In a recent randomized trial by Ytterberg and colleagues, called Oral Surveillance, patients with rheumatoid arthritis (RA) aged > 50 years and with at least an additional cardiovascular (CV) risk factor at baseline, treated with tofacitinib 5 or 10 mg twice daily experienced a higher proportion of major adverse cardiovascular events (MACE) and cancer compared with the control group (adalimumab or etanercept) [1].
These new data might have crucial implications in ulcerative colitis (UC) where tofacitinib, filgotinib and upadacitinib are approved.
Inflammatory bowel diseases and RA have different pathogenesis, as demonstrated by the different efficacy of drugs (e.g. etanercept, anti-IL17, antiCTLA-4, anti-CD20) or by the different risk of developing malignancies such as lymphoma [2,3].
Extrapolating the RA findings to other therapeutic areas may also not be appropriate as prevalence of risk factors is different across different indications. UC patients are very different from RA ones from an epidemiological standpoint and very different is the prevalence of specific risk factors, such as older age and smoking status, identified from an Oral Surveillance post hoc analysis as the most relevant to define the differential risk of tofacitinib vs TNF inhibitors [4]. UC patients are much younger [5] than RA patients and have a lower incidence of comorbidities, such as hypertension and diabetes; in addition to this, their active smoking habit is also very low (10-15%) [6], thus defining a lower baseline CV) risk [7,8].

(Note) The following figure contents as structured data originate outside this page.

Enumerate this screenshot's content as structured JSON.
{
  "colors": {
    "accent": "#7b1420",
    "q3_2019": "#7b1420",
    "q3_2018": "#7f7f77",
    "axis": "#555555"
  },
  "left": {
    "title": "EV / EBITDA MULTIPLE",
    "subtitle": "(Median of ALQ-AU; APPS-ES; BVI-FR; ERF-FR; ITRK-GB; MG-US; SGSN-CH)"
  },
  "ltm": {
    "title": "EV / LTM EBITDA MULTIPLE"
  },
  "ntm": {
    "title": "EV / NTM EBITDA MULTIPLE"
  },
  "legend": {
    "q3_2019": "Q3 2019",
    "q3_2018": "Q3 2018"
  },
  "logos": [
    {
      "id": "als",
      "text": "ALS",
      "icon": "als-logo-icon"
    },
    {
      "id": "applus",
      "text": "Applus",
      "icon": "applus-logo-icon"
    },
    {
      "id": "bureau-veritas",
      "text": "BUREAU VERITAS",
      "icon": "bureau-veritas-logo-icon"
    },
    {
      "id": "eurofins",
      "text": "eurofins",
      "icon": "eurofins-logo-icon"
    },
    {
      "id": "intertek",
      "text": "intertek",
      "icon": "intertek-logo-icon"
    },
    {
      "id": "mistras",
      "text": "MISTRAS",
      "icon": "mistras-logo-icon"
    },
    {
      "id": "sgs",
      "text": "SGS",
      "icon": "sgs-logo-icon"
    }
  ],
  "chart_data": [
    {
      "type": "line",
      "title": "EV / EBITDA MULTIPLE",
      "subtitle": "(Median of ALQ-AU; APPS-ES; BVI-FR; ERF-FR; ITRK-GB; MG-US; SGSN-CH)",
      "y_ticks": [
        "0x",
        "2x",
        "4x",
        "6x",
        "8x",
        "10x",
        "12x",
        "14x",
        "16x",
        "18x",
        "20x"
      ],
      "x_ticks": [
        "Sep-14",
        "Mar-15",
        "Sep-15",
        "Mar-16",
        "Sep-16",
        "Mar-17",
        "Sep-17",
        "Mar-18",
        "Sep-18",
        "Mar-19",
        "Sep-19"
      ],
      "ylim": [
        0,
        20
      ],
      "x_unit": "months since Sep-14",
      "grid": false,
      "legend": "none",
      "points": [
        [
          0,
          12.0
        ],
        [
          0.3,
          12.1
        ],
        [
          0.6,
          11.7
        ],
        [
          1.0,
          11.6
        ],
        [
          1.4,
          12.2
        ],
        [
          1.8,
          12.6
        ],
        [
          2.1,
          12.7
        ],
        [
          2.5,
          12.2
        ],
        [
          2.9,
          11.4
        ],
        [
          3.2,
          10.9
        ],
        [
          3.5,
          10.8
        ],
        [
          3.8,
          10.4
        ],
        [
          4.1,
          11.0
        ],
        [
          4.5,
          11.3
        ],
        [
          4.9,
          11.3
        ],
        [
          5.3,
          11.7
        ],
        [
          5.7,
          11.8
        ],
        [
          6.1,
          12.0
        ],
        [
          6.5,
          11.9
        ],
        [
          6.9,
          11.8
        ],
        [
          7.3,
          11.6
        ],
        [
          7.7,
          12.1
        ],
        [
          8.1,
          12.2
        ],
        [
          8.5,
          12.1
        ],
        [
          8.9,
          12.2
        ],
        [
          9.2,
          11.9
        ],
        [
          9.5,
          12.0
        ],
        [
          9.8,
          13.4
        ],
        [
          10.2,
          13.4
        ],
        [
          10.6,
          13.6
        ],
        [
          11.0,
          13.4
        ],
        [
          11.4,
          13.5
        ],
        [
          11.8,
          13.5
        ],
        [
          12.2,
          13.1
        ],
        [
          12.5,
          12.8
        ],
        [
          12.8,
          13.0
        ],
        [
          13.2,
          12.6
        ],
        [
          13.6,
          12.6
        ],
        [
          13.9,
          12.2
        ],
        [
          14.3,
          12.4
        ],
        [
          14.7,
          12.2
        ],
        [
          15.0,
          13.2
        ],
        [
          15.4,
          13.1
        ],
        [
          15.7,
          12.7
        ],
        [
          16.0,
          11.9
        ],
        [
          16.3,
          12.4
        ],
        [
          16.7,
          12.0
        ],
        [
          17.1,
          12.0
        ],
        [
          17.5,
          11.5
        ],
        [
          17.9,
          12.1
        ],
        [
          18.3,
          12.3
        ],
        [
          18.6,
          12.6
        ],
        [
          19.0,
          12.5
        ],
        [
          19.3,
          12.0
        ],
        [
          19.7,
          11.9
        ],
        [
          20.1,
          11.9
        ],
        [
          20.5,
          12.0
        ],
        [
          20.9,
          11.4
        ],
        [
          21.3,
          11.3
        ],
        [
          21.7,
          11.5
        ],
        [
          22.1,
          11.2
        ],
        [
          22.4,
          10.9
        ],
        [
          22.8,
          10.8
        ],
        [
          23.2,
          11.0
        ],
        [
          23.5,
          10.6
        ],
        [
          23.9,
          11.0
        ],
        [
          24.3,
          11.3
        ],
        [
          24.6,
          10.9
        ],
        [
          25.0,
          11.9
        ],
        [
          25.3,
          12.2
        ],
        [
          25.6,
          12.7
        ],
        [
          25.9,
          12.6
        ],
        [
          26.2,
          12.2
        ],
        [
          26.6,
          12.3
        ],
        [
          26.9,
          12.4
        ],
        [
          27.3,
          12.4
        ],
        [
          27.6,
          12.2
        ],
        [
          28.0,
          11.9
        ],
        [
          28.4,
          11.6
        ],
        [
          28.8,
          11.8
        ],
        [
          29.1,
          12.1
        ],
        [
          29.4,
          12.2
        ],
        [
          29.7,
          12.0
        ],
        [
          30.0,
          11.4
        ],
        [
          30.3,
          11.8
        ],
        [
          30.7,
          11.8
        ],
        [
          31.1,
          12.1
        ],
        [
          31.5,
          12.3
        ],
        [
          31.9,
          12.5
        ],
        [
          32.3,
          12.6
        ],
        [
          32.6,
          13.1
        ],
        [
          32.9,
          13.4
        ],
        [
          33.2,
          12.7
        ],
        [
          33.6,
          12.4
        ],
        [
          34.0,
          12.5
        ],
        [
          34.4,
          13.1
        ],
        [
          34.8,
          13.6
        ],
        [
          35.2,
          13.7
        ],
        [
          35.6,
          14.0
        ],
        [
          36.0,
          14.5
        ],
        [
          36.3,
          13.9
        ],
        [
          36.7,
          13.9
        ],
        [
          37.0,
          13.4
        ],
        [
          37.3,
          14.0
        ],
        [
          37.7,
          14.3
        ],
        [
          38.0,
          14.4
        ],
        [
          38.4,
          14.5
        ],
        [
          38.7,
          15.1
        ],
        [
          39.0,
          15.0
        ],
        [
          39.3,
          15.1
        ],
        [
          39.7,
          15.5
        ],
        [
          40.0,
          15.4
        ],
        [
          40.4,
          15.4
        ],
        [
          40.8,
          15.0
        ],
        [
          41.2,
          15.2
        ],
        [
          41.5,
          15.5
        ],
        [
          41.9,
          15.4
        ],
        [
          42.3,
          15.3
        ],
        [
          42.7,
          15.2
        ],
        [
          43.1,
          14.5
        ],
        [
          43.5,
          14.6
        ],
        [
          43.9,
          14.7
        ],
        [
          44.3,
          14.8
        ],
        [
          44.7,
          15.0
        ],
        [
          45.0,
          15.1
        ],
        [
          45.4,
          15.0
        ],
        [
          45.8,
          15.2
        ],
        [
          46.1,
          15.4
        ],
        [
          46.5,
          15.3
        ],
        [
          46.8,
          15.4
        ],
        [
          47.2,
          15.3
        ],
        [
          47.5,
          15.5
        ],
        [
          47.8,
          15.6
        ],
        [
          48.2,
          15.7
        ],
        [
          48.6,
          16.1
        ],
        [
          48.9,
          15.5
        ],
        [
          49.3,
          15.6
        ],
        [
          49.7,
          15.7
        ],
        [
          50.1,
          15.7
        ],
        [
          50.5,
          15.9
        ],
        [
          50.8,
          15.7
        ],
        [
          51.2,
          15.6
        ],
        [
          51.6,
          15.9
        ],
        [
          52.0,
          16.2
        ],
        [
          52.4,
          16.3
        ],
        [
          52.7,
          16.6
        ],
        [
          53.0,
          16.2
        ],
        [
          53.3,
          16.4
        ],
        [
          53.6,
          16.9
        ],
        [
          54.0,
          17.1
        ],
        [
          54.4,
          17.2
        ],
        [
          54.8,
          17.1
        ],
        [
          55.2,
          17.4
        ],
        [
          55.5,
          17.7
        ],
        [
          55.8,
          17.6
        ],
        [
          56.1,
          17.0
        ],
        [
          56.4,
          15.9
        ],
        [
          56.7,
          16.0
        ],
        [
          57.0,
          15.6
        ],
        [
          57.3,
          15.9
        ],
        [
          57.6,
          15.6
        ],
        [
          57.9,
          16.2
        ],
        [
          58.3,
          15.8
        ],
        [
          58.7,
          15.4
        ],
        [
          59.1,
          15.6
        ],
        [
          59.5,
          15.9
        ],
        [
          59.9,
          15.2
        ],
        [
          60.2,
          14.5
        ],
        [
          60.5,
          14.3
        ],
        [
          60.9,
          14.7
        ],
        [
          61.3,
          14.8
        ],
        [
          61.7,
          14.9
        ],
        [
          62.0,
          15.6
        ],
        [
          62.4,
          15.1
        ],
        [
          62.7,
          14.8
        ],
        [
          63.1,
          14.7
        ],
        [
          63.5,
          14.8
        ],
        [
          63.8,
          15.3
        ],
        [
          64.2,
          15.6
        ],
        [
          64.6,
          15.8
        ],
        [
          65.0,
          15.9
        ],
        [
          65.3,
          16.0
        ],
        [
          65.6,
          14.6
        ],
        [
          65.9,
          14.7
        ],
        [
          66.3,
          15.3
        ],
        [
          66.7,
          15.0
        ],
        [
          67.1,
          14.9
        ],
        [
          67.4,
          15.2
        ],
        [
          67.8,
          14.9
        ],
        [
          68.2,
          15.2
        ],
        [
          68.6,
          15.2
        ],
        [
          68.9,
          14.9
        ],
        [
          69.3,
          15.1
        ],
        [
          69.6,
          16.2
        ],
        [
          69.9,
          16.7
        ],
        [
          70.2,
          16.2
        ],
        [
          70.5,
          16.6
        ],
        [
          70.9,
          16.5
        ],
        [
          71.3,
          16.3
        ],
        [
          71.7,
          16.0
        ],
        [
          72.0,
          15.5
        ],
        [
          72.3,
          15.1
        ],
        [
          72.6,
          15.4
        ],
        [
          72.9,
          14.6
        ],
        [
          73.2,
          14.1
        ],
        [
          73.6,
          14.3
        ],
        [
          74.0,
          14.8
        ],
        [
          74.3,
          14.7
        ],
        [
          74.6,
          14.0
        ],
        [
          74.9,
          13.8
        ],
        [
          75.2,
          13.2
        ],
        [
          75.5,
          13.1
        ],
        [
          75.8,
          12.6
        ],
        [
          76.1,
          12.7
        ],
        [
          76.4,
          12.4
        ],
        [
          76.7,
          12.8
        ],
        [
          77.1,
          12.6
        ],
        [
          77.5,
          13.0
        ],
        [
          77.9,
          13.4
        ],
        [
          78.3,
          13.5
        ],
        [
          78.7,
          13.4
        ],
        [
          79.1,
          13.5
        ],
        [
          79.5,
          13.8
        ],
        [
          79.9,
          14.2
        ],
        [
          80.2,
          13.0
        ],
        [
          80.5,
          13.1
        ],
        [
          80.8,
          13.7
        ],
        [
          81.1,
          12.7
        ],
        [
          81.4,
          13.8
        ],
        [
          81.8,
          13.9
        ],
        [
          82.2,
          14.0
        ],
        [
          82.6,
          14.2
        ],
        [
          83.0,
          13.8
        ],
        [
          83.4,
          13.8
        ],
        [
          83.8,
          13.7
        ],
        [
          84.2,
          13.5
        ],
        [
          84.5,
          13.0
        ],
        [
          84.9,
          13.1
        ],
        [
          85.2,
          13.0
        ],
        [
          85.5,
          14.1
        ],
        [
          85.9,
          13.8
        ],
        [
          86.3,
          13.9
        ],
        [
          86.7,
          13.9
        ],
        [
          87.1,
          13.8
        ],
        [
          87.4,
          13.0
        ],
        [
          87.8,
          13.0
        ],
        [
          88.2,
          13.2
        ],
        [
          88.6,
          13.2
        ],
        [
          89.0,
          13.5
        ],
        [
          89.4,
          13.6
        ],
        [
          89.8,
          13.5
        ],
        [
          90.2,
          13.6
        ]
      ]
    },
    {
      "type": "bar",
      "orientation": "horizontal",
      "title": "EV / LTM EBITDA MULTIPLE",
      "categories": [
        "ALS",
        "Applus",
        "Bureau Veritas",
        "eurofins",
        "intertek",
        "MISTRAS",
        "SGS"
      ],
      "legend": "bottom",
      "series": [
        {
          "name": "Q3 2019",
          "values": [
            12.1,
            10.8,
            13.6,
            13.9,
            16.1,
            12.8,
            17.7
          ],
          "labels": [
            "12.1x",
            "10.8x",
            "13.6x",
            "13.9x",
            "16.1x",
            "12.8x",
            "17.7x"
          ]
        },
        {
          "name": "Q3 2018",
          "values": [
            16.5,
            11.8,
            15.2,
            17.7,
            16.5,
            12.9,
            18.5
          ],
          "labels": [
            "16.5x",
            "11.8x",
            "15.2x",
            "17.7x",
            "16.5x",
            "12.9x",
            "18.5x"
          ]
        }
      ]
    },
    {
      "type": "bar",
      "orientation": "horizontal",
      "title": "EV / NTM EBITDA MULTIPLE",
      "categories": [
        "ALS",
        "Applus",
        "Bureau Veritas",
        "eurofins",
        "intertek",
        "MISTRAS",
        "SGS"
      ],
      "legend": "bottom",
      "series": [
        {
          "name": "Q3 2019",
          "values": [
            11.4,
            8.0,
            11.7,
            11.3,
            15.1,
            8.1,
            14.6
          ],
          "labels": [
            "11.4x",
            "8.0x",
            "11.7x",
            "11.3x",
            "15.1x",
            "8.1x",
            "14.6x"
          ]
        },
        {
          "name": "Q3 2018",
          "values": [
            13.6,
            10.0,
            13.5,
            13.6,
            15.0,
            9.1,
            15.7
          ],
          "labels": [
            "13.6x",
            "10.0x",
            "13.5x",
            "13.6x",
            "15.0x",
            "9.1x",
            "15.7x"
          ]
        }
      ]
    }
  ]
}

Whilst specific thrombotic and cardiovascular risk assessment would require dedicated head-to-head studies in UC patients with similar characteristics to those of the surveillance trial, to date no increased risk of MACE or malignancy was identified in the overall tofacitinib-treated UC population up to 7.0 years of follow-up, suggesting a reliable safety profile [9,10].
In addition, the 3 different JAK inhibitors (JAKi), such as tofacitinib, filgotinib and upadacitinib, are very different [11] in terms of selectivity, dose, cytokine inhibition, efficacy and safety profile, including clinical experience in real world data. All JAKi have demonstrated efficacy in patients before and after biologics, needing most of the time higher doses in patients previously exposed to biologics. In conclusion, for all the reasons above and because the prevalence of risk factors is not the same for individual patients having UC, we believe that IBD specialists should have the possibility to use the proper treatment based on patient profile and individual benefit-risk profile based on the risk factors identified by the surveillance study, including age, smoking status and presence of other baseline CV , VTE or cancer risks [12].
Such a similar positioning has been also recently embraced by EULAR[13].
Positioning of JAKi should be kept before or after biologics.